"We expect some negatives going forward," said Eric Lyman, ALG director of residual value solutions, in a phone interview following an ALG Webinar last week.
Residual values have been on the upswing largely because the drop in new-car sales in 2008 and 2009 is generating a corresponding drop in the number of used vehicles three years later, in 2011 and 2012. The relative shortage of 3-year-old used cars will continue because 2010 sales were still low by historical standards and so are forecasts for 2011.
The shortage in 2008 has led to higher used-vehicle prices today. ALG says 2008 vehicles sold in 2011 are retaining on average about 55 percent of their original sticker price.

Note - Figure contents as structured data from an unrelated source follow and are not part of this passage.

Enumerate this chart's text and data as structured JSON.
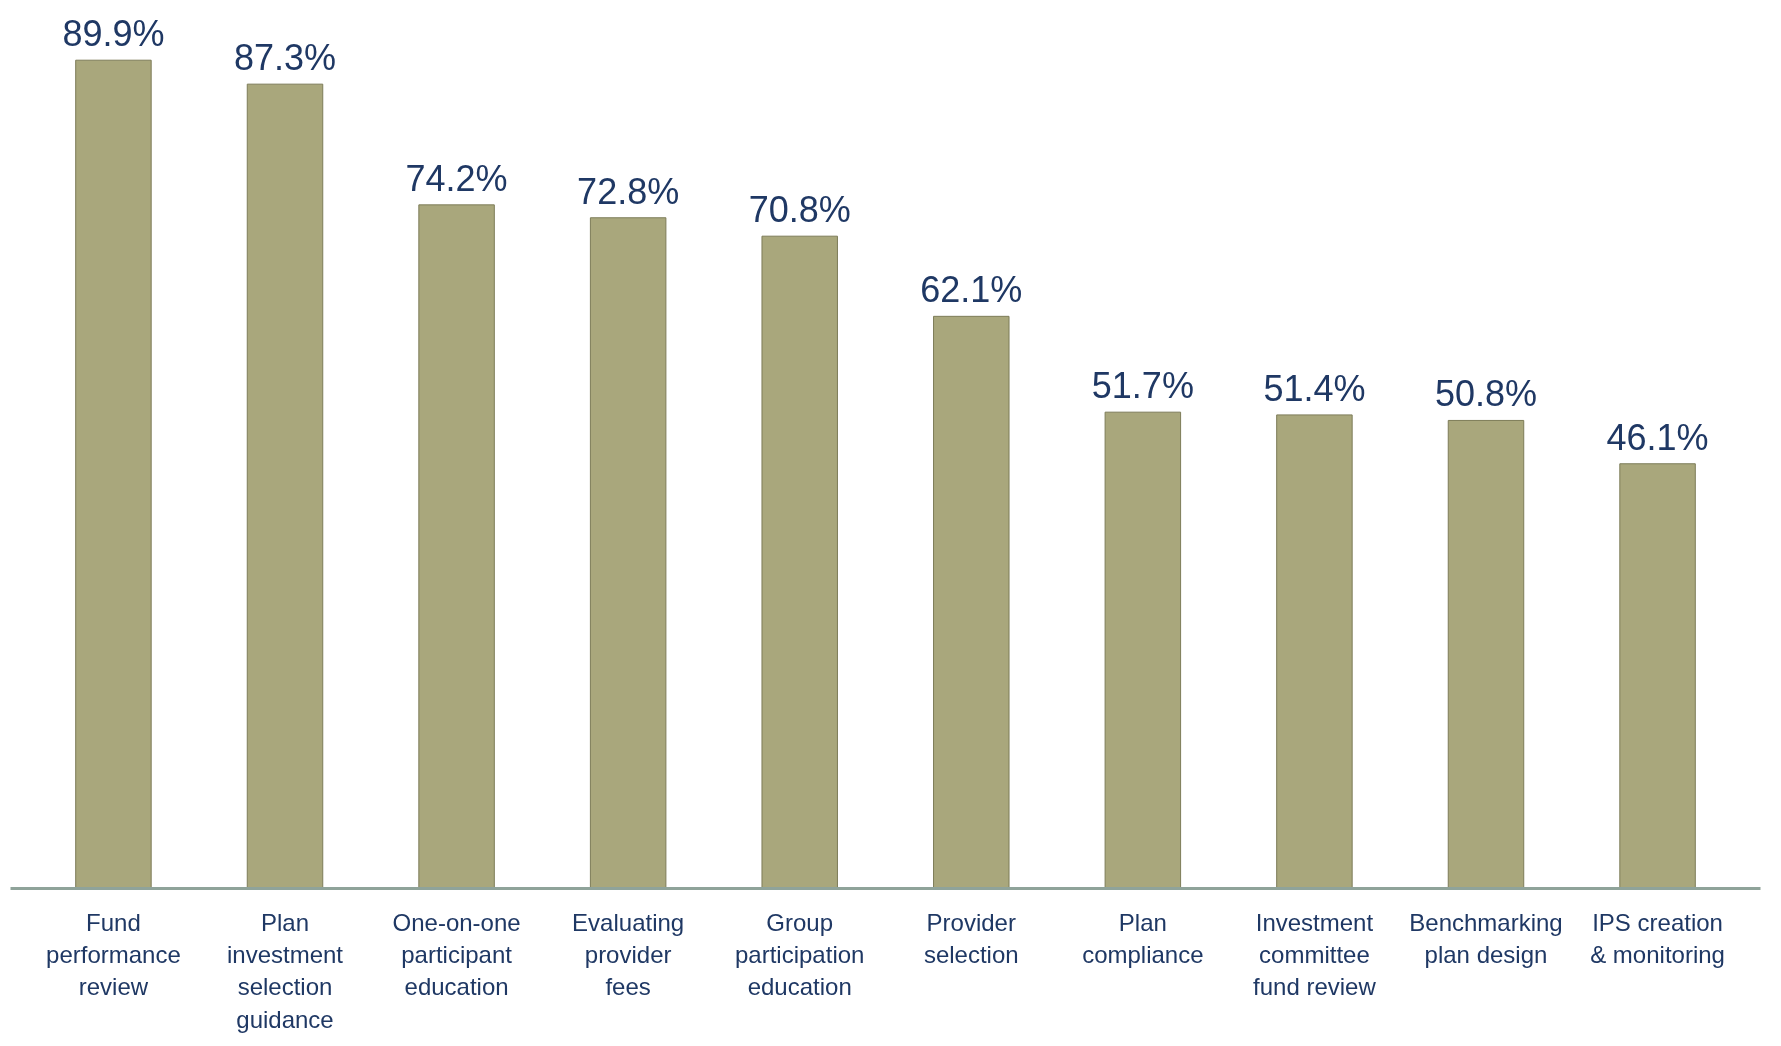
{
  "chart_data": {
    "type": "bar",
    "categories": [
      "Fund performance review",
      "Plan investment selection guidance",
      "One-on-one participant education",
      "Evaluating provider fees",
      "Group participation education",
      "Provider selection",
      "Plan compliance",
      "Investment committee fund review",
      "Benchmarking plan design",
      "IPS creation & monitoring"
    ],
    "values": [
      89.9,
      87.3,
      74.2,
      72.8,
      70.8,
      62.1,
      51.7,
      51.4,
      50.8,
      46.1
    ],
    "value_labels": [
      "89.9%",
      "87.3%",
      "74.2%",
      "72.8%",
      "70.8%",
      "62.1%",
      "51.7%",
      "51.4%",
      "50.8%",
      "46.1%"
    ],
    "color": "#a9a77c",
    "grid": false
  }
}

But for new vehicles that are leased today, ALG predicts an average 36-month residual of 50 percent.
"We don't think that the 55 percent we're seeing today is wholly sustainable in the long term," Lyman said.
According to ALG, of Santa Barbara, Calif., negative factors that work to lower predicted residual values include:
- Gasoline prices. The spike in gas prices in 2008 clobbered used-vehicle prices, especially for gas-guzzlers. High gas prices are back, and ALG worries about the future effect on off-lease vehicles in 2014 and beyond.
- Incentives. New-vehicle incentives typically lower resale values on used vehicles. "We expect that as manufacturers start to ramp up competition with the return of consumers into the new-vehicle market, there might be more competitive pressure to incentive spending to hit a sales target," Lyman said
- Fleet sales. Along those same lines, ALG is concerned that fleet sales could make a comeback, which also serves to depress resale values.
For now, ALG says it expects lower production due to the earthquake and tsunami in Japan to continue to support higher used-car values, but only for now. Lyman said, "We think that's got to be a short-term phenomenon."